Solvable $T$-groups Let $G$ be a finite solvable $T$-group, then it is easy to show that $G$ is supersolvable. I want to find out if the finiteness condition is necessary as I have not been able to find a reference for a proof or either a counterexample. 
 A: A $T$-group is a group in which every subgroup is subnormal.
Proposition: A solvable $T$-group is supersolvable if and only if it is finitely generated.
Proof: All supersolvable groups are finitely generated - in fact finitely presented - so the "only if" direction is clear.
So let $G$ be a finitely generated solvable $T$-group. We prove that $G$ is supersolvable by induction on the derived length. The result is clear for derived length $0$ (and also for $1$).
Let $N$ be the last nontrivial term in the derived series for $G$. So $N$ is abelian, and all subgroups of $N$ are subnormal and hence normal in $G$. By inductive hypothesis $G/N$ is supersolvable, so it is enough to prove that $N$ is finitely generated.

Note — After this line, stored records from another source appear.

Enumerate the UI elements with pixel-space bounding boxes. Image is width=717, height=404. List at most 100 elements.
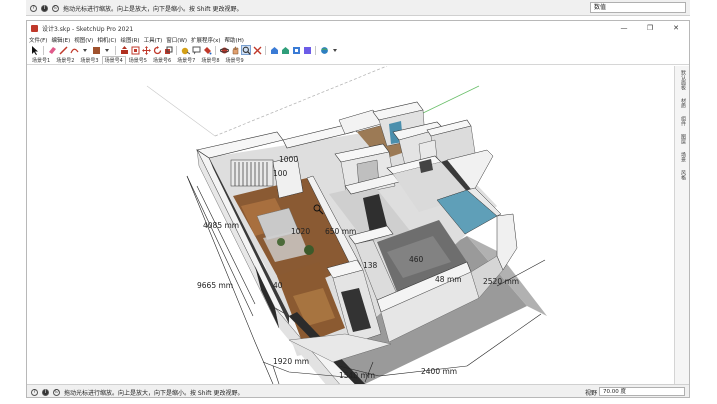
model-viewport[interactable]: 4085 mm 9665 mm 1920 mm 1540 mm 2400 mm … bbox=[27, 66, 675, 385]
offset-tool-icon[interactable] bbox=[130, 45, 140, 55]
paint-bucket-icon[interactable] bbox=[202, 45, 212, 55]
scene-tab-3[interactable]: 场景号3 bbox=[77, 56, 101, 64]
sketchup-logo-icon bbox=[31, 24, 38, 32]
window-title: 设计3.skp - SketchUp Pro 2021 bbox=[42, 25, 134, 33]
menu-extensions[interactable]: 扩展程序(x) bbox=[191, 36, 221, 44]
menu-draw[interactable]: 绘图(R) bbox=[120, 36, 139, 44]
zoom-tool-icon[interactable] bbox=[241, 45, 251, 55]
line-tool-icon[interactable] bbox=[58, 45, 68, 55]
dimension-label-1540: 1540 mm bbox=[339, 371, 375, 380]
menu-file[interactable]: 文件(F) bbox=[29, 36, 47, 44]
geo-location-icon[interactable] bbox=[319, 45, 329, 55]
info-icon[interactable]: ? bbox=[31, 389, 38, 396]
orbit-tool-icon[interactable] bbox=[219, 45, 229, 55]
plant bbox=[304, 245, 314, 255]
plant bbox=[277, 238, 285, 246]
minimize-button[interactable]: — bbox=[611, 21, 637, 35]
move-tool-icon[interactable] bbox=[141, 45, 151, 55]
top-measurements-box[interactable]: 数值 bbox=[590, 2, 686, 13]
tray-tab-materials[interactable]: 材质 bbox=[679, 98, 686, 108]
info-icon[interactable]: ? bbox=[30, 5, 37, 12]
dimension-label-9665: 9665 mm bbox=[197, 281, 233, 290]
scene-tab-1[interactable]: 场景号1 bbox=[29, 56, 53, 64]
scene-tabs: 场景号1 场景号2 场景号3 场景号4 场景号5 场景号6 场景号7 场景号8 … bbox=[27, 56, 689, 65]
dimension-label-mm: mm bbox=[447, 275, 462, 284]
menu-help[interactable]: 帮助(H) bbox=[225, 36, 244, 44]
tray-tab-tags[interactable]: 图层 bbox=[679, 134, 686, 144]
toolbar bbox=[27, 44, 689, 56]
dimension-label-1920: 1920 mm bbox=[273, 357, 309, 366]
dropdown-arrow-icon[interactable] bbox=[102, 45, 112, 55]
menu-camera[interactable]: 相机(C) bbox=[97, 36, 116, 44]
warehouse-icon[interactable] bbox=[269, 45, 279, 55]
rotate-tool-icon[interactable] bbox=[152, 45, 162, 55]
tray-tab-scenes[interactable]: 场景 bbox=[679, 152, 686, 162]
status-hint: ? i © 拖动光标进行缩放。向上是放大，向下是缩小。按 Shift 更改视野。 bbox=[31, 388, 243, 397]
select-tool-icon[interactable] bbox=[30, 45, 40, 55]
scale-tool-icon[interactable] bbox=[163, 45, 173, 55]
dimension-label-2520: 2520 mm bbox=[483, 277, 519, 286]
toolbar-divider bbox=[176, 45, 177, 55]
toolbar-divider bbox=[115, 45, 116, 55]
menu-edit[interactable]: 编辑(E) bbox=[51, 36, 70, 44]
credit-icon[interactable]: © bbox=[52, 5, 59, 12]
dimension-label-1000: 1000 bbox=[279, 155, 298, 164]
tray-tab-components[interactable]: 组件 bbox=[679, 116, 686, 126]
top-hint: ? i © 拖动光标进行缩放。向上是放大，向下是缩小。按 Shift 更改视野。 bbox=[30, 4, 242, 13]
text-tool-icon[interactable] bbox=[191, 45, 201, 55]
dropdown-arrow-icon[interactable] bbox=[80, 45, 90, 55]
menu-bar: 文件(F) 编辑(E) 视图(V) 相机(C) 绘图(R) 工具(T) 窗口(W… bbox=[27, 35, 689, 44]
scene-tab-9[interactable]: 场景号9 bbox=[223, 56, 247, 64]
dimension-label-1020: 1020 bbox=[291, 227, 310, 236]
dimension-label-650: 650 mm bbox=[325, 227, 356, 236]
status-hint-text: 拖动光标进行缩放。向上是放大，向下是缩小。按 Shift 更改视野。 bbox=[64, 390, 244, 397]
scene-tab-5[interactable]: 场景号5 bbox=[126, 56, 150, 64]
menu-view[interactable]: 视图(V) bbox=[74, 36, 93, 44]
layout-icon[interactable] bbox=[291, 45, 301, 55]
previous-status-strip: ? i © 拖动光标进行缩放。向上是放大，向下是缩小。按 Shift 更改视野。… bbox=[26, 0, 690, 16]
dimension-label-138: 138 bbox=[363, 261, 378, 270]
dimension-label-48: 48 bbox=[435, 275, 445, 284]
scene-tab-8[interactable]: 场景号8 bbox=[198, 56, 222, 64]
arc-tool-icon[interactable] bbox=[69, 45, 79, 55]
scene-tab-4[interactable]: 场景号4 bbox=[101, 56, 126, 64]
menu-tools[interactable]: 工具(T) bbox=[144, 36, 163, 44]
toolbar-divider bbox=[265, 45, 266, 55]
eraser-tool-icon[interactable] bbox=[47, 45, 57, 55]
measurements-box[interactable]: 70.00 度 bbox=[599, 387, 685, 396]
geo-icon[interactable]: i bbox=[41, 5, 48, 12]
scene-tab-7[interactable]: 场景号7 bbox=[174, 56, 198, 64]
status-bar: ? i © 拖动光标进行缩放。向上是放大，向下是缩小。按 Shift 更改视野。… bbox=[27, 384, 689, 397]
push-pull-tool-icon[interactable] bbox=[119, 45, 129, 55]
toolbar-divider bbox=[215, 45, 216, 55]
tray-tab-styles[interactable]: 风格 bbox=[679, 170, 686, 180]
default-tray: 默认面板 材质 组件 图层 场景 风格 bbox=[674, 66, 689, 385]
geo-icon[interactable]: i bbox=[42, 389, 49, 396]
green-axis-line bbox=[420, 85, 480, 115]
dimension-label-4085: 4085 mm bbox=[203, 221, 239, 230]
zoom-extents-icon[interactable] bbox=[252, 45, 262, 55]
menu-window[interactable]: 窗口(W) bbox=[166, 36, 187, 44]
close-button[interactable]: ✕ bbox=[663, 21, 689, 35]
dimension-label-100: 100 bbox=[273, 169, 288, 178]
dimension-label-460: 460 bbox=[409, 255, 424, 264]
east-column bbox=[496, 213, 518, 271]
tray-tab-default[interactable]: 默认面板 bbox=[679, 70, 686, 90]
dimension-label-40: 40 bbox=[273, 281, 283, 290]
tape-measure-icon[interactable] bbox=[180, 45, 190, 55]
top-hint-text: 拖动光标进行缩放。向上是放大，向下是缩小。按 Shift 更改视野。 bbox=[63, 6, 243, 13]
balcony-railing bbox=[230, 159, 274, 187]
dropdown-arrow-icon[interactable] bbox=[330, 45, 340, 55]
toolbar-divider bbox=[43, 45, 44, 55]
extension-manager-icon[interactable] bbox=[302, 45, 312, 55]
sketchup-window: 设计3.skp - SketchUp Pro 2021 — ❐ ✕ 文件(F) … bbox=[26, 20, 690, 398]
pan-tool-icon[interactable] bbox=[230, 45, 240, 55]
scene-tab-6[interactable]: 场景号6 bbox=[150, 56, 174, 64]
shape-tool-icon[interactable] bbox=[91, 45, 101, 55]
measurements-label: 视野 bbox=[584, 390, 597, 397]
extension-warehouse-icon[interactable] bbox=[280, 45, 290, 55]
credit-icon[interactable]: © bbox=[53, 389, 60, 396]
maximize-button[interactable]: ❐ bbox=[637, 21, 663, 35]
scene-tab-2[interactable]: 场景号2 bbox=[53, 56, 77, 64]
axis-guide-line bbox=[146, 85, 216, 137]
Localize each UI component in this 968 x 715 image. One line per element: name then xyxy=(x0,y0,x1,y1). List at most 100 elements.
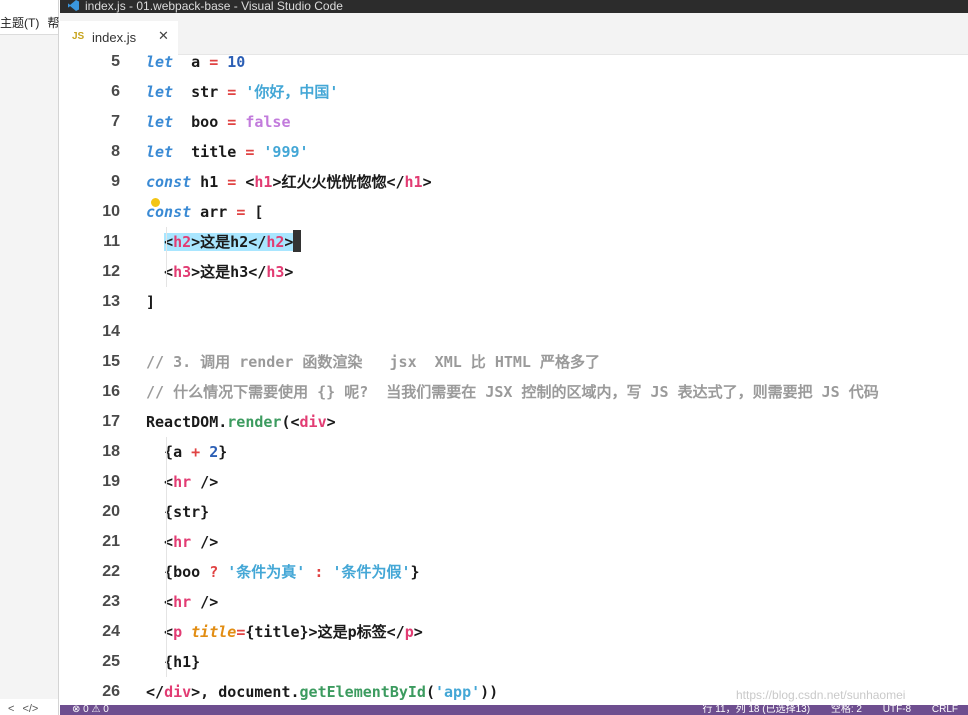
code-text: <hr /> xyxy=(146,587,218,617)
code-token: p xyxy=(173,623,183,641)
code-token: > xyxy=(422,173,432,191)
code-token: > xyxy=(284,263,294,281)
line-number: 19 xyxy=(102,473,120,490)
code-token: false xyxy=(245,113,291,131)
eol-setting[interactable]: CRLF xyxy=(932,705,958,715)
code-token: h1 xyxy=(191,173,228,191)
code-token: {str} xyxy=(146,503,210,521)
code-line[interactable]: 12 <h3>这是h3</h3> xyxy=(60,257,968,287)
tab-bar: JS index.js ✕ xyxy=(60,13,968,55)
cursor-position[interactable]: 行 11，列 18 (已选择13) xyxy=(702,705,810,715)
code-text: {str} xyxy=(146,497,209,527)
code-line[interactable]: 10 const arr = [ xyxy=(60,197,968,227)
code-line[interactable]: 25 {h1} xyxy=(60,647,968,677)
indentation-setting[interactable]: 空格: 2 xyxy=(831,705,862,715)
back-icon[interactable]: < xyxy=(8,703,14,715)
code-token: div xyxy=(299,413,327,431)
code-token: > xyxy=(284,233,294,251)
line-number: 8 xyxy=(111,143,120,160)
code-line[interactable]: 7 let boo = false xyxy=(60,107,968,137)
indent-guide xyxy=(166,437,167,677)
line-number: 16 xyxy=(102,383,120,400)
vscode-logo-icon xyxy=(68,0,79,11)
code-token: const xyxy=(146,173,192,191)
code-token: h1 xyxy=(404,173,423,191)
code-token: >这是h2</ xyxy=(191,233,267,251)
code-token: str xyxy=(173,83,228,101)
problems-indicator[interactable]: ⊗ 0 ⚠ 0 xyxy=(72,705,109,715)
code-line[interactable]: 20 {str} xyxy=(60,497,968,527)
line-number: 15 xyxy=(102,353,120,370)
code-text: <hr /> xyxy=(146,467,218,497)
close-icon[interactable]: ✕ xyxy=(158,29,169,44)
code-line[interactable]: 5 let a = 10 xyxy=(60,55,968,77)
code-text: ReactDOM.render(<div> xyxy=(146,407,336,437)
background-menu-bar: 主题(T) 帮 xyxy=(0,14,59,32)
code-text: <hr /> xyxy=(146,527,218,557)
code-token: ? xyxy=(209,563,219,581)
code-token: {title}>这是p标签</ xyxy=(245,623,405,641)
code-token: 'app' xyxy=(435,683,481,701)
code-line[interactable]: 9 const h1 = <h1>红火火恍恍惚惚</h1> xyxy=(60,167,968,197)
code-token: h2 xyxy=(266,233,285,251)
code-line[interactable]: 24 <p title={title}>这是p标签</p> xyxy=(60,617,968,647)
code-line[interactable]: 8 let title = '999' xyxy=(60,137,968,167)
code-editor[interactable]: 5 let a = 10 6 let str = '你好，中国' 7 let boo = … xyxy=(60,55,968,705)
code-token: >红火火恍恍惚惚</ xyxy=(272,173,405,191)
code-line[interactable]: 18 {a + 2} xyxy=(60,437,968,467)
code-line[interactable]: 23 <hr /> xyxy=(60,587,968,617)
code-token: </ xyxy=(146,683,165,701)
code-line[interactable]: 6 let str = '你好，中国' xyxy=(60,77,968,107)
text-selection: <h2>这是h2</h2> xyxy=(164,233,294,251)
menu-item-help[interactable]: 帮 xyxy=(47,16,59,30)
code-token: = xyxy=(236,623,246,641)
watermark: https://blog.csdn.net/sunhaomei xyxy=(736,688,906,702)
code-token: '999' xyxy=(263,143,309,161)
code-token: getElementById xyxy=(299,683,426,701)
code-token: ] xyxy=(146,293,156,311)
tab-index-js[interactable]: JS index.js ✕ xyxy=(60,21,178,55)
code-line[interactable]: 22 {boo ? '条件为真' : '条件为假'} xyxy=(60,557,968,587)
code-text: let title = '999' xyxy=(146,137,309,167)
code-text: let a = 10 xyxy=(146,55,245,77)
code-line[interactable]: 15 // 3. 调用 render 函数渲染 jsx XML 比 HTML 严格… xyxy=(60,347,968,377)
code-token: > xyxy=(413,623,423,641)
code-token: '你好，中国' xyxy=(245,83,339,101)
code-text: const arr = [ xyxy=(146,197,263,227)
encoding-setting[interactable]: UTF-8 xyxy=(883,705,911,715)
code-token: < xyxy=(146,593,174,611)
code-line[interactable]: 14 xyxy=(60,317,968,347)
code-token: )) xyxy=(480,683,499,701)
line-number: 6 xyxy=(111,83,120,100)
code-token: /> xyxy=(191,533,219,551)
code-line[interactable]: 19 <hr /> xyxy=(60,467,968,497)
code-line[interactable]: 11 <h2>这是h2</h2> xyxy=(60,227,968,257)
code-text: let boo = false xyxy=(146,107,291,137)
code-line[interactable]: 21 <hr /> xyxy=(60,527,968,557)
code-token: = xyxy=(227,83,237,101)
code-text: let str = '你好，中国' xyxy=(146,77,338,107)
line-number: 17 xyxy=(102,413,120,430)
code-text: // 3. 调用 render 函数渲染 jsx XML 比 HTML 严格多了 xyxy=(146,347,600,377)
line-number: 26 xyxy=(102,683,120,700)
code-token: + xyxy=(191,443,201,461)
code-text: ] xyxy=(146,287,155,317)
code-token: arr xyxy=(191,203,237,221)
code-icon[interactable]: </> xyxy=(22,703,38,715)
menu-item-theme[interactable]: 主题(T) xyxy=(0,16,39,30)
code-token: hr xyxy=(173,473,192,491)
code-token: = xyxy=(227,113,237,131)
line-number: 10 xyxy=(102,203,120,220)
code-token: h3 xyxy=(266,263,285,281)
line-number: 7 xyxy=(111,113,120,130)
code-text: {boo ? '条件为真' : '条件为假'} xyxy=(146,557,419,587)
code-text: // 什么情况下需要使用 {} 呢? 当我们需要在 JSX 控制的区域内，写 J… xyxy=(146,377,879,407)
code-token: const xyxy=(146,203,192,221)
code-line[interactable]: 16 // 什么情况下需要使用 {} 呢? 当我们需要在 JSX 控制的区域内，写… xyxy=(60,377,968,407)
code-line[interactable]: 17 ReactDOM.render(<div> xyxy=(60,407,968,437)
code-text: <h3>这是h3</h3> xyxy=(146,257,293,287)
code-line[interactable]: 13] xyxy=(60,287,968,317)
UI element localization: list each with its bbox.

Let $X$ be a finite generating set of $G/N$, and $R$ a finite set of defining relators for the group $G/N$ on the generating set $\{xN : x \in X \}$. Then $N$ is the normal closure in $G$ of the set $\hat{R}$ of evaluations in $N$ of the relators in $R$. But since all subgroups of $N$ are normal in $G$, we have $N = \langle \hat{R} \rangle$ is finitely generated, and we are done.